Big data storage options

Classically when you think about Hadoop you think about HDFS and MapReduce. Together they define Hadoop. But there are a growing number of extensions and replacements which means that you need to qualify what you are talking about when you simply mention the yellow elephant.

To begin with there are Apache projects such as HBase that build on top of Hadoop. These are fine in the sense that both HDFS and MapReduce remain in place and therefore such extensions are genuinely Hadoop-based.

However, what are we to make of companies like MarkLogic? If you google “MarkLogic” you will find an entry for “MarkLogic & Hadoop: better together”. What the company actually means by this is that it has a MarkLogic implementation, in its labs, based on HDFS. And, yes, the “H” in HDFS stands for Hadoop but it is not actually Hadoop per se.

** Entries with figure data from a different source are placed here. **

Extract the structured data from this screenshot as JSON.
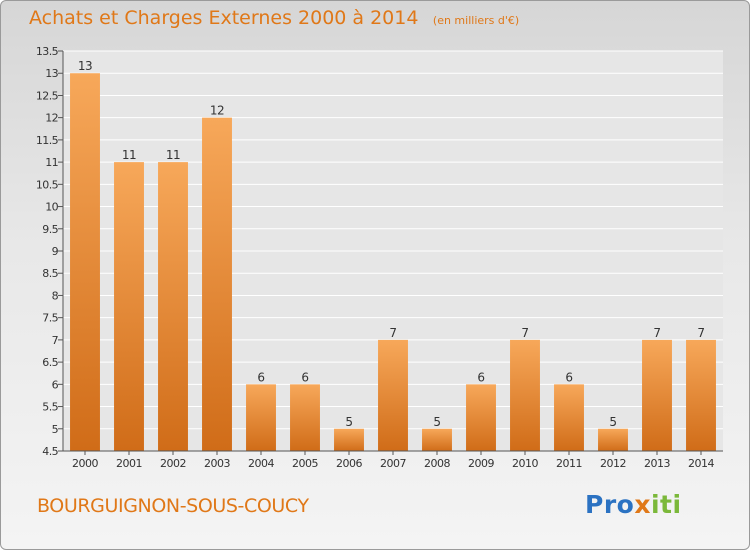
{
  "title": "Achats et Charges Externes 2000 à 2014",
  "unit": "(en milliers d'€)",
  "commune": "BOURGUIGNON-SOUS-COUCY",
  "logo": "Proxiti",
  "colors": {
    "title": "#e07818",
    "bar_light": "#f7a85a",
    "bar_dark": "#d06c18",
    "grid": "#ffffff",
    "axis_text": "#333333"
  },
  "chart_data": {
    "type": "bar",
    "title": "Achats et Charges Externes 2000 à 2014",
    "subtitle": "(en milliers d'€)",
    "xlabel": "",
    "ylabel": "",
    "categories": [
      "2000",
      "2001",
      "2002",
      "2003",
      "2004",
      "2005",
      "2006",
      "2007",
      "2008",
      "2009",
      "2010",
      "2011",
      "2012",
      "2013",
      "2014"
    ],
    "values": [
      13,
      11,
      11,
      12,
      6,
      6,
      5,
      7,
      5,
      6,
      7,
      6,
      5,
      7,
      7
    ],
    "data_labels": [
      "13",
      "11",
      "11",
      "12",
      "6",
      "6",
      "5",
      "7",
      "5",
      "6",
      "7",
      "6",
      "5",
      "7",
      "7"
    ],
    "ylim": [
      4.5,
      13.5
    ],
    "yticks": [
      4.5,
      5,
      5.5,
      6,
      6.5,
      7,
      7.5,
      8,
      8.5,
      9,
      9.5,
      10,
      10.5,
      11,
      11.5,
      12,
      12.5,
      13,
      13.5
    ],
    "ytick_labels": [
      "4.5",
      "5",
      "5.5",
      "6",
      "6.5",
      "7",
      "7.5",
      "8",
      "8.5",
      "9",
      "9.5",
      "10",
      "10.5",
      "11",
      "11.5",
      "12",
      "12.5",
      "13",
      "13.5"
    ],
    "grid": true,
    "legend": "none"
  }
}
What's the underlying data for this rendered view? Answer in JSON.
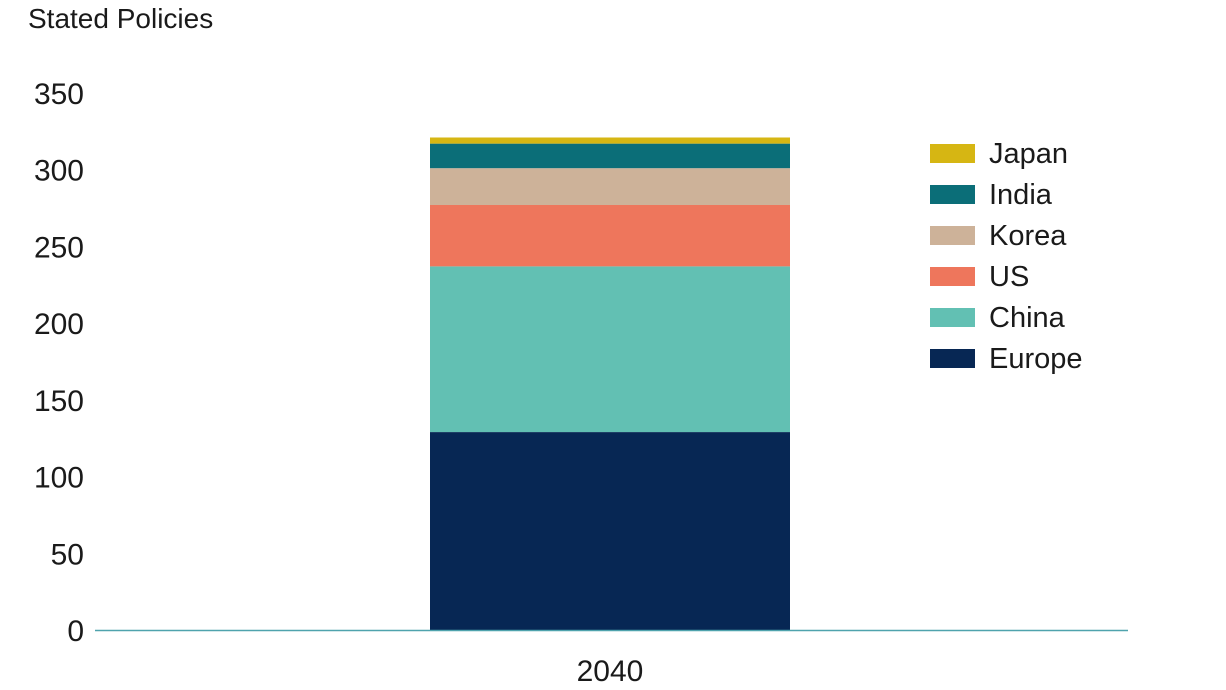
{
  "chart_data": {
    "type": "bar",
    "stacked": true,
    "title": "Stated Policies",
    "xlabel": "",
    "ylabel": "",
    "categories": [
      "2040"
    ],
    "ylim": [
      0,
      350
    ],
    "yticks": [
      0,
      50,
      100,
      150,
      200,
      250,
      300,
      350
    ],
    "grid": false,
    "legend_position": "right",
    "series": [
      {
        "name": "Europe",
        "values": [
          129
        ],
        "color": "#072754"
      },
      {
        "name": "China",
        "values": [
          108
        ],
        "color": "#62c0b3"
      },
      {
        "name": "US",
        "values": [
          40
        ],
        "color": "#ee765c"
      },
      {
        "name": "Korea",
        "values": [
          24
        ],
        "color": "#cdb299"
      },
      {
        "name": "India",
        "values": [
          16
        ],
        "color": "#0b6e78"
      },
      {
        "name": "Japan",
        "values": [
          4
        ],
        "color": "#d6b613"
      }
    ],
    "legend_order": [
      "Japan",
      "India",
      "Korea",
      "US",
      "China",
      "Europe"
    ],
    "axis_color": "#4fa3ad"
  }
}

Next we have DataStax. On its website it suggests “get DataStax Enterprise and experience a better Hadoop”. Now, DataStax supports Hadoop functionality but in practice it actually replaces HFDS with Cassandra though this is under the covers where the developer can’t see it. Is this really Hadoop if it doesn’t have HDFS as its storage engine?

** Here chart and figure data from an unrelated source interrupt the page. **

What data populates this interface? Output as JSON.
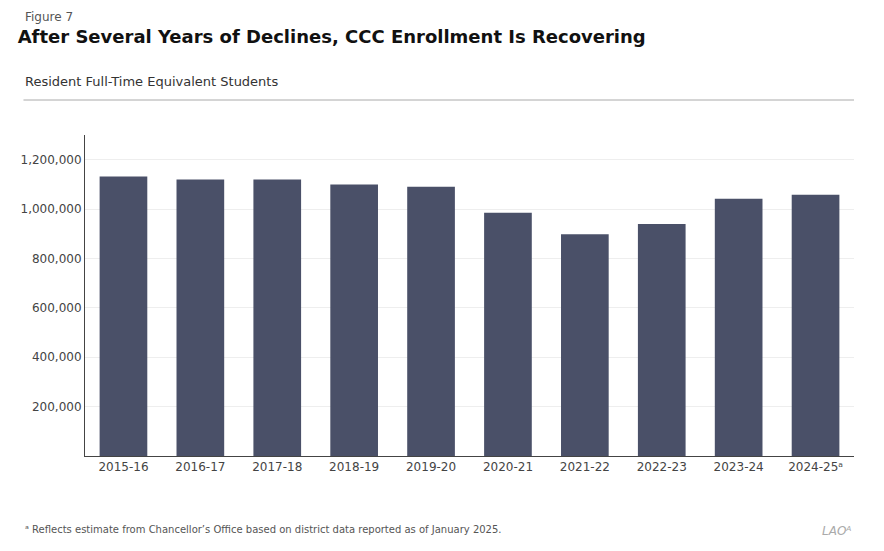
{
  "chart_data": {
    "type": "bar",
    "title": "After Several Years of Declines, CCC Enrollment Is Recovering",
    "subtitle": "Resident Full-Time Equivalent Students",
    "annotations": [
      "Figure 7",
      "ᵃ Reflects estimate from Chancellor’s Office based on district data reported as of January 2025.",
      "LAOᴬ"
    ],
    "categories": [
      "2015-16",
      "2016-17",
      "2017-18",
      "2018-19",
      "2019-20",
      "2020-21",
      "2021-22",
      "2022-23",
      "2023-24",
      "2024-25ᵃ"
    ],
    "values": [
      1132000,
      1120000,
      1120000,
      1100000,
      1090000,
      985000,
      898000,
      940000,
      1042000,
      1058000
    ],
    "color": "#4a5068",
    "ylim": [
      0,
      1300000
    ],
    "yticks": [
      {
        "value": 200000,
        "label": "200,000"
      },
      {
        "value": 400000,
        "label": "400,000"
      },
      {
        "value": 600000,
        "label": "600,000"
      },
      {
        "value": 800000,
        "label": "800,000"
      },
      {
        "value": 1000000,
        "label": "1,000,000"
      },
      {
        "value": 1200000,
        "label": "1,200,000"
      }
    ],
    "grid": true
  }
}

Not that DataStax is alone: IBM has its GPFS replacement for HDFS, or you can replace it with RainStor or, shortly, you will be able to use InterSystems’ Globals database (the database part of Caché) as a replacement for HDFS. No doubt there are other options also.

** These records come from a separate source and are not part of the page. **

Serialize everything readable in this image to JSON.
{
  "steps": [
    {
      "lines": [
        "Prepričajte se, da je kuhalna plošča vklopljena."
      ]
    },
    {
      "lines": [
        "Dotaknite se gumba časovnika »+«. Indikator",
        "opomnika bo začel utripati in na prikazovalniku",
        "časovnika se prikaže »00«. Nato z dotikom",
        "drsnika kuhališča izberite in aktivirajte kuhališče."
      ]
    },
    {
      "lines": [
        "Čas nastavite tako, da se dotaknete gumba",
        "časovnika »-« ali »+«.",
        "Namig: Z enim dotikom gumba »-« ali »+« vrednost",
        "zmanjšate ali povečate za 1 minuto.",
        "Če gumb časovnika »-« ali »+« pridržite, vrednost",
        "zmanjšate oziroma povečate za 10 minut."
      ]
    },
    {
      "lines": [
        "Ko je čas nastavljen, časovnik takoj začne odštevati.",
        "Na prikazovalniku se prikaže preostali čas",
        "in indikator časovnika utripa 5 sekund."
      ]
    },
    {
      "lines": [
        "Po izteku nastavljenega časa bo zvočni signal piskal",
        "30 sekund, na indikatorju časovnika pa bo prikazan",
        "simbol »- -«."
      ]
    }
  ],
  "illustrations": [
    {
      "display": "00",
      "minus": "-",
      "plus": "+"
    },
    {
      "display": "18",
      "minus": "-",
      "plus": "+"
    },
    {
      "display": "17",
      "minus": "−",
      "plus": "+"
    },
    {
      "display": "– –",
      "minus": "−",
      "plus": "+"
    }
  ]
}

So there are four questions here: firstly, is it really Hadoop if you have replaced part or all of it? Secondly, if that is the case then isn’t Hadoop just a buzzword rather than a technology? Thirdly, do we actually care? Finally, and perhaps most importantly, if HDFS in particular is constantly being replaced by other storage engines then which is actually the best engine? And the answer to this last question isn’t clear cut: for example, you would choose RainStor if you wanted extreme compression capabilities but might choose Globals or GPFS for entirely different reasons. So it seems likely that we will be having a major debate in the coming months and years about where the various storage options are most appropriate.

Nor is this debate confined to Hadoop. Tokutek (the MySQL storage provider) has just posted a blog about deploying its fractal tree indexing against MongoDB. Like MarkLogic this is still in development but is another pointer to the future: while a lot of the focus around NoSQL databases has been around extending their YesSQL aspects there is a growing focus on the storage engines themselves.